In this example, we can add a PythonUDF operator after the CSVScanOperator. Inside the UDF we use TableAPI as it involves the table-level column addition. Since in the pytexera package, Table supports most of the pandas Dataframe APIs, we can simply adjust the code in Cell 3 and put it into UDF as the processing logic. There are two ways to show the final result:

  1. Use print statement in the UDF code block. The result will be shown in the “Console” tab:
from typing import Iterator, Optional
from pytexera import *
import pandas as pd
class TextLengthStatsOperator(UDFTableOperator):
    @overrides
    def process_table(self, table: Table, port: int) -> Iterator[Optional[TableLike]]:
        # add a new column text_length
        table['text_length'] = table['text'].astype(str).str.len()

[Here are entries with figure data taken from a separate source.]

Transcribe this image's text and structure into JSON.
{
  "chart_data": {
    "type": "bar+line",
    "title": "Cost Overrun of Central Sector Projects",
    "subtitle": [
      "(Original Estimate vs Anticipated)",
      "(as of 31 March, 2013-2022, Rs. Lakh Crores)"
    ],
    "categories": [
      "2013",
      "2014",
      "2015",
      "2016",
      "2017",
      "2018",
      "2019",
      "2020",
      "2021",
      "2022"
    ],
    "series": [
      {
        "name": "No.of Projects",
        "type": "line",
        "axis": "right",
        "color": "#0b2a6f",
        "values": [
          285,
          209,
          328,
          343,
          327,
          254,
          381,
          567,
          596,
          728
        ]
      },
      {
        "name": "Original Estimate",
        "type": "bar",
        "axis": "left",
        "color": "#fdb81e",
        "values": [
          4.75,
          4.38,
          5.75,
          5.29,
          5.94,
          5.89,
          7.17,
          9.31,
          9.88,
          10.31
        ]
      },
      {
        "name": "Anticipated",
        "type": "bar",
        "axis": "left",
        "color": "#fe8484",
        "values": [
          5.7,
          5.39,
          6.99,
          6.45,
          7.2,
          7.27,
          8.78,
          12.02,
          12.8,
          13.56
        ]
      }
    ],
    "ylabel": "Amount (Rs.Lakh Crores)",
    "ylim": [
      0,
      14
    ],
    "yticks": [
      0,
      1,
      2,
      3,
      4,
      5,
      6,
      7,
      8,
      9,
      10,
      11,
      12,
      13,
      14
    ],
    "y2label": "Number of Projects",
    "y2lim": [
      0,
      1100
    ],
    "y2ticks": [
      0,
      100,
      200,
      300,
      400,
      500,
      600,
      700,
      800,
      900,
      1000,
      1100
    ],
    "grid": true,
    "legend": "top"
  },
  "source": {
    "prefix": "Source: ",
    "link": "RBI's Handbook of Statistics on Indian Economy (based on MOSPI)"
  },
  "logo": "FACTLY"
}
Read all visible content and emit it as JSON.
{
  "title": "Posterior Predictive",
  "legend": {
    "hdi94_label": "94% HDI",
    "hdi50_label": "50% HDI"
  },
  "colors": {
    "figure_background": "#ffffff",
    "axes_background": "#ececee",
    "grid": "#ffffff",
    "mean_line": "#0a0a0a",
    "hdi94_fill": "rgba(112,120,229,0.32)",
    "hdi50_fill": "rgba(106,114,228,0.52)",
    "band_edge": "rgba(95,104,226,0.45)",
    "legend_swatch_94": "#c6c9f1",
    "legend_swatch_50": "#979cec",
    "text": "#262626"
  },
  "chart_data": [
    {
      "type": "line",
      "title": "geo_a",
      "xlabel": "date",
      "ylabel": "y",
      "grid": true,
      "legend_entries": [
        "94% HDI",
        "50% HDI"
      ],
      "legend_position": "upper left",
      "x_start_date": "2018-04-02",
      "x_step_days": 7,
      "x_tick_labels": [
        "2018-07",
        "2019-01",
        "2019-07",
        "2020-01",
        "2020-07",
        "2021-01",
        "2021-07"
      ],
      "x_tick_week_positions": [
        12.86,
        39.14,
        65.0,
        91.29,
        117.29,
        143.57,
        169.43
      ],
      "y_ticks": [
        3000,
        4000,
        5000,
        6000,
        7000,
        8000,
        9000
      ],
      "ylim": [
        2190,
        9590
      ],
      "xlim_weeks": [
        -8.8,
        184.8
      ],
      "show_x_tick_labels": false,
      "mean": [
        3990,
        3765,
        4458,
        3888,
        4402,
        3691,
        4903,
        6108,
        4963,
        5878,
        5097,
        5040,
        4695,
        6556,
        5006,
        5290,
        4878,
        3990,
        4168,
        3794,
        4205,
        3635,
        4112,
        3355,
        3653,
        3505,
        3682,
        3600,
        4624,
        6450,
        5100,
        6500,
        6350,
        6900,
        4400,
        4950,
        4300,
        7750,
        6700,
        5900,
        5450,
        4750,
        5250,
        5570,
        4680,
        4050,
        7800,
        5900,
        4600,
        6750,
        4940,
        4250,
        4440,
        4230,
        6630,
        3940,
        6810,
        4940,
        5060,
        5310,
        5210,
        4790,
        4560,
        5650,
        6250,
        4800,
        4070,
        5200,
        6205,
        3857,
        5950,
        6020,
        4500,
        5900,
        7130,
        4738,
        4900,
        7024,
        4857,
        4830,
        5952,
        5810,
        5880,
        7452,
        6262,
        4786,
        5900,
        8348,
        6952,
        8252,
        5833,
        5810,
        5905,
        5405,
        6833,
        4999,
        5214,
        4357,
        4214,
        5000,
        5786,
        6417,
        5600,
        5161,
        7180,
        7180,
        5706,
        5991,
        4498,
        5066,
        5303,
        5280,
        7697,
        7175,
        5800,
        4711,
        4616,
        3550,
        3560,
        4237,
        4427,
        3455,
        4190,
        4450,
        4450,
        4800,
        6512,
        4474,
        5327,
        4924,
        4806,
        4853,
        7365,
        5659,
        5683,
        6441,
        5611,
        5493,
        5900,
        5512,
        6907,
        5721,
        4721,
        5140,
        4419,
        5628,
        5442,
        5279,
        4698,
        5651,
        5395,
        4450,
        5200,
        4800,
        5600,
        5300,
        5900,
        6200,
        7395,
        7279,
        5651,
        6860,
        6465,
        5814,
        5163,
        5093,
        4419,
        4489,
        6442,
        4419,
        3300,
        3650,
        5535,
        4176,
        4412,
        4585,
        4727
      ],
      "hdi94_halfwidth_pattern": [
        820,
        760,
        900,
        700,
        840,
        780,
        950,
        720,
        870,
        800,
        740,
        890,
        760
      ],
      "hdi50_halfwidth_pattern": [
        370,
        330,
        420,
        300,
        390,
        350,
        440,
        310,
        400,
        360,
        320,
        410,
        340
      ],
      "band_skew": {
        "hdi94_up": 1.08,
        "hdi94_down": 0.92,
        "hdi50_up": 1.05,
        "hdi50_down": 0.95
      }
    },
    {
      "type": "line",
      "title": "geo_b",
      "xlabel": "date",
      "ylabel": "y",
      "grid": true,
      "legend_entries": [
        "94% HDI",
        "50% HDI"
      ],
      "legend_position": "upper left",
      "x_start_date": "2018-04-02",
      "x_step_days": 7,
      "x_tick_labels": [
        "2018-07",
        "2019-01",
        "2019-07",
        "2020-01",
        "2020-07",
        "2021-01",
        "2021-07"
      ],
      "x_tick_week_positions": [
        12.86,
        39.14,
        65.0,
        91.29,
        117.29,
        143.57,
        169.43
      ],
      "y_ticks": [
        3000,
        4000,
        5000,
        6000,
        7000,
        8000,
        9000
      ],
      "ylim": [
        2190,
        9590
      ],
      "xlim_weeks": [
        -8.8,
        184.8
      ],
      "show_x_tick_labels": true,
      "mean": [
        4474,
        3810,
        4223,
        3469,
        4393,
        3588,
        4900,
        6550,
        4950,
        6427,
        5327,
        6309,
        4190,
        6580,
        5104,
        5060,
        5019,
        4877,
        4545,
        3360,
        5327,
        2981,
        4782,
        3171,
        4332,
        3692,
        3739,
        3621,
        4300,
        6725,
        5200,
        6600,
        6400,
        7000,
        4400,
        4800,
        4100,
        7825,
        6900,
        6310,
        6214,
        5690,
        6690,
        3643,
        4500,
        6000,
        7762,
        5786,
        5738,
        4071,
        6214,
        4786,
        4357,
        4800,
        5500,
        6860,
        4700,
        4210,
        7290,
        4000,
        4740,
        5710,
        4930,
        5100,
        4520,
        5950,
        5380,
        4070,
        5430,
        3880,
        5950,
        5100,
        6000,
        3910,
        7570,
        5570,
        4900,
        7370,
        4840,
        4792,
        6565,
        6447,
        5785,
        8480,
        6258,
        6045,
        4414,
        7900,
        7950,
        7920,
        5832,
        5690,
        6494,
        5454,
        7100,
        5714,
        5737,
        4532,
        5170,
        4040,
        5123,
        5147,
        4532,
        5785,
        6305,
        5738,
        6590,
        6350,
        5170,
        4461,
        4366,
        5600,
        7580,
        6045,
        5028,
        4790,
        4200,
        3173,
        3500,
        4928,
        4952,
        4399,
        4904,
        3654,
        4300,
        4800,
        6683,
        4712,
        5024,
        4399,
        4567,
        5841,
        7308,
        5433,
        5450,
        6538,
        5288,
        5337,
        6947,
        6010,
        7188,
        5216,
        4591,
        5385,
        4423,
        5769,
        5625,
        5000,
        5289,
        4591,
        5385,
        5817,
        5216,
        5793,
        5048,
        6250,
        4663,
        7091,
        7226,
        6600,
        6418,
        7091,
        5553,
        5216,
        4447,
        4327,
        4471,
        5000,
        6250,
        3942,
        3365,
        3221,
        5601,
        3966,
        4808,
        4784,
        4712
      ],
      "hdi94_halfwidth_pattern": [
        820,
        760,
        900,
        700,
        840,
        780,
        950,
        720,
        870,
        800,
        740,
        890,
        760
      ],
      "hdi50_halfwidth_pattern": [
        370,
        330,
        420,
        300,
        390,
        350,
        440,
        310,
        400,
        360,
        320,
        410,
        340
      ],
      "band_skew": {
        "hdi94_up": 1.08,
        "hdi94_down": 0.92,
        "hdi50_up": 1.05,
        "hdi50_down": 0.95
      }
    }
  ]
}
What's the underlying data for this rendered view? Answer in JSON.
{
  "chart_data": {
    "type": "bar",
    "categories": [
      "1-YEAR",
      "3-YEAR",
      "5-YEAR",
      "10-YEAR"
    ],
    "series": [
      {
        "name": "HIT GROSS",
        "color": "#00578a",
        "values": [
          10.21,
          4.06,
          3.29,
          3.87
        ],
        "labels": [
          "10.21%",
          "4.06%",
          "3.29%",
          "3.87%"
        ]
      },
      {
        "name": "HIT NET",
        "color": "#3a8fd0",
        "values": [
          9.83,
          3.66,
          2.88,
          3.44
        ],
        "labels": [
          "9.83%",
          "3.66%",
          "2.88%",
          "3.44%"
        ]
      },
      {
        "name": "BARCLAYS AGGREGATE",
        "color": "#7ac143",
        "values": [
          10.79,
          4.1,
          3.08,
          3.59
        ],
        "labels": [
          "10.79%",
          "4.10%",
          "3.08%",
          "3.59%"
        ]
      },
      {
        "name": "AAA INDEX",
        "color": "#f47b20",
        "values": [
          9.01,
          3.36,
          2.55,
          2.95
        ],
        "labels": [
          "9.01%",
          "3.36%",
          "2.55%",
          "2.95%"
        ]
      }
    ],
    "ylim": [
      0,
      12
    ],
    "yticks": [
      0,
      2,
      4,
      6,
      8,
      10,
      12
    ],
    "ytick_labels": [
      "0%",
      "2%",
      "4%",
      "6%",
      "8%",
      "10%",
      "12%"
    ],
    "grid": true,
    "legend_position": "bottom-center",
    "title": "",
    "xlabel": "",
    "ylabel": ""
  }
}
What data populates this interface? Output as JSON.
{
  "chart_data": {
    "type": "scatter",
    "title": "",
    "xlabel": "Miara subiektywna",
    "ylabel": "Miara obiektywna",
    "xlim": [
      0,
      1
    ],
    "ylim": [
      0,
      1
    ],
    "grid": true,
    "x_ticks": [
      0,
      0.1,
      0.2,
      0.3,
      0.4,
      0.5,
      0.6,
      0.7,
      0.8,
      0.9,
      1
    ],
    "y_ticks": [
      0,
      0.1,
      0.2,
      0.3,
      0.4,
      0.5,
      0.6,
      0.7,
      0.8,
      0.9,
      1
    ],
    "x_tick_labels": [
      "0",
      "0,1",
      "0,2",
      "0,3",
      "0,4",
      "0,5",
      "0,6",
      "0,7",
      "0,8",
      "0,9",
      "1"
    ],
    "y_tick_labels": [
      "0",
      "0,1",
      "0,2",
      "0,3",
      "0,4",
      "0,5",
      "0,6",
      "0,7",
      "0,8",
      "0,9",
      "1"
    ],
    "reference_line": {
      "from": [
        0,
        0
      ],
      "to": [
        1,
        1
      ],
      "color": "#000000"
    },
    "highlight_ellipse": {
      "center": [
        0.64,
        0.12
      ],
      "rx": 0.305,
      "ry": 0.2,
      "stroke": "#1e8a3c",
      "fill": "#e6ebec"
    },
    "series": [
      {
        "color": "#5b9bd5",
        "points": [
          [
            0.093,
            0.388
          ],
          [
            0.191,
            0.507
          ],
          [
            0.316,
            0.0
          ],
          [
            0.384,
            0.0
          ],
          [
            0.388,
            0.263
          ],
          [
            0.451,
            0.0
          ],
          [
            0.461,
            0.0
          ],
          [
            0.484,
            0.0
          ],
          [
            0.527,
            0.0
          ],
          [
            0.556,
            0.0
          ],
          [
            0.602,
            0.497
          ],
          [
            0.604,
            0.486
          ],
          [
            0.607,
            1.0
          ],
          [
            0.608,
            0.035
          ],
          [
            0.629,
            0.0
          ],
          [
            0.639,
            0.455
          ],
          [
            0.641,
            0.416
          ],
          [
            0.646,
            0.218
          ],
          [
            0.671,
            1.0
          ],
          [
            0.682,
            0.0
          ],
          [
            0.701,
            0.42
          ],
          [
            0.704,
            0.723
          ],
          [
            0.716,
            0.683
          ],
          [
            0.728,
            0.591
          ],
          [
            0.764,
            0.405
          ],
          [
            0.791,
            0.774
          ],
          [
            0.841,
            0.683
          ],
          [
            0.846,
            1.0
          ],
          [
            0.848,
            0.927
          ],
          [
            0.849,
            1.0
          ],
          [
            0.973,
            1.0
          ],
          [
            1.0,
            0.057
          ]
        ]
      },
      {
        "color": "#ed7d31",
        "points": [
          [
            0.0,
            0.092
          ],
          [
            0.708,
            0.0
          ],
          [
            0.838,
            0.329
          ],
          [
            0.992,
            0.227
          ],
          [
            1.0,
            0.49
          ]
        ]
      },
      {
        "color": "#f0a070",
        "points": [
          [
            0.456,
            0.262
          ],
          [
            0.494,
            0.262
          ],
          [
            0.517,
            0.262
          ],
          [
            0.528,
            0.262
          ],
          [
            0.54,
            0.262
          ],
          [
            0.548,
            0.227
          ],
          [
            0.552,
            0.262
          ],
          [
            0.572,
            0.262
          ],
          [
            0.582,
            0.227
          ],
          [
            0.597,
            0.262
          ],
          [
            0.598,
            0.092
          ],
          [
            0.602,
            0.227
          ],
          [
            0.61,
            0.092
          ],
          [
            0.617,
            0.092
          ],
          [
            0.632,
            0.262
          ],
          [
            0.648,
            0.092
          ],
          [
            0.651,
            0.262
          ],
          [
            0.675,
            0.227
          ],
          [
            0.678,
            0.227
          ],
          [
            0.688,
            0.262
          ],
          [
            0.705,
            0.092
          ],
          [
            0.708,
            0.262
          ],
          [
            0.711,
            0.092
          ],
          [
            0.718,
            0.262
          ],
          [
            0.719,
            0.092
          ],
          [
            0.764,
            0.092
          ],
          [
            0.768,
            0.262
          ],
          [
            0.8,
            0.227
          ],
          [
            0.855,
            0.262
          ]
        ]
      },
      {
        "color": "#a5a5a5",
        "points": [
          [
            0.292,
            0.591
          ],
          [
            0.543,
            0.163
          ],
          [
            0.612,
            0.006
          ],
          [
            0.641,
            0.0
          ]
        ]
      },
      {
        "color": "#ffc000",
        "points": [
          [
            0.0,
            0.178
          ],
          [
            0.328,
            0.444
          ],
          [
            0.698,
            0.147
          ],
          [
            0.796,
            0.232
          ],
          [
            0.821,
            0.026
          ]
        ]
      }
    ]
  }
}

        # Aggregate min, max, and mean
        length_stats = table['text_length'].agg(['min', 'max', 'mean'])
        print(length_stats)
        yield None
Screenshot 2025-07-10 at 4 30 28 PM
  1. Yield the result as a table with columns min, max, and mean to the downstream. Make sure to declare the output schema in the operator panel. The result will be shown in the “Result” tab:
from typing import Iterator, Optional
from pytexera import *
import pandas as pd
class TextLengthStatsOperator(UDFTableOperator):
    @overrides
    def process_table(self, table: Table, port: int) -> Iterator[Optional[TableLike]]:
        # add a new column text_length
        table['text_length'] = table['text'].astype(str).str.len()

        # Aggregate min, max, and mean
        length_stats = table['text_length'].agg(['min', 'max', 'mean'])
        yield length_stats
Screenshot 2025-07-10 at 9 38 24 PM

Step 4: Annotate some operators as ‘View Result’ to display the same results as Notebook

Jupyter displays the output of every cell, whereas Texera shows only sink-operator outputs by default.

To view intermediate results, for example, the results after SortOperator, right-click the operator, select “View Result” shown in the drop-down menu, and re-run the workflow:

2025-07-10 16 20 50

Texera will now show the operator’s output in the result panel. Screenshot 2025-07-10 at 9 41 25 PM

3. Tips

  • Utilize Texera native operators as much as possible

Texera contains more than 110 built-in operators that cover data loading, cleaning, wrangling, visualization, and AI/ML. Replacing custom code with native operators makes workflows clearer and usually improves performance.

  • Identify the data dependencies in the Python code in order to connect operators

In Texera, data flows along links. Before wiring operators, review the notebook to understand which variables feed which; then reproduce those dependencies via links so the executions matches the original notebook.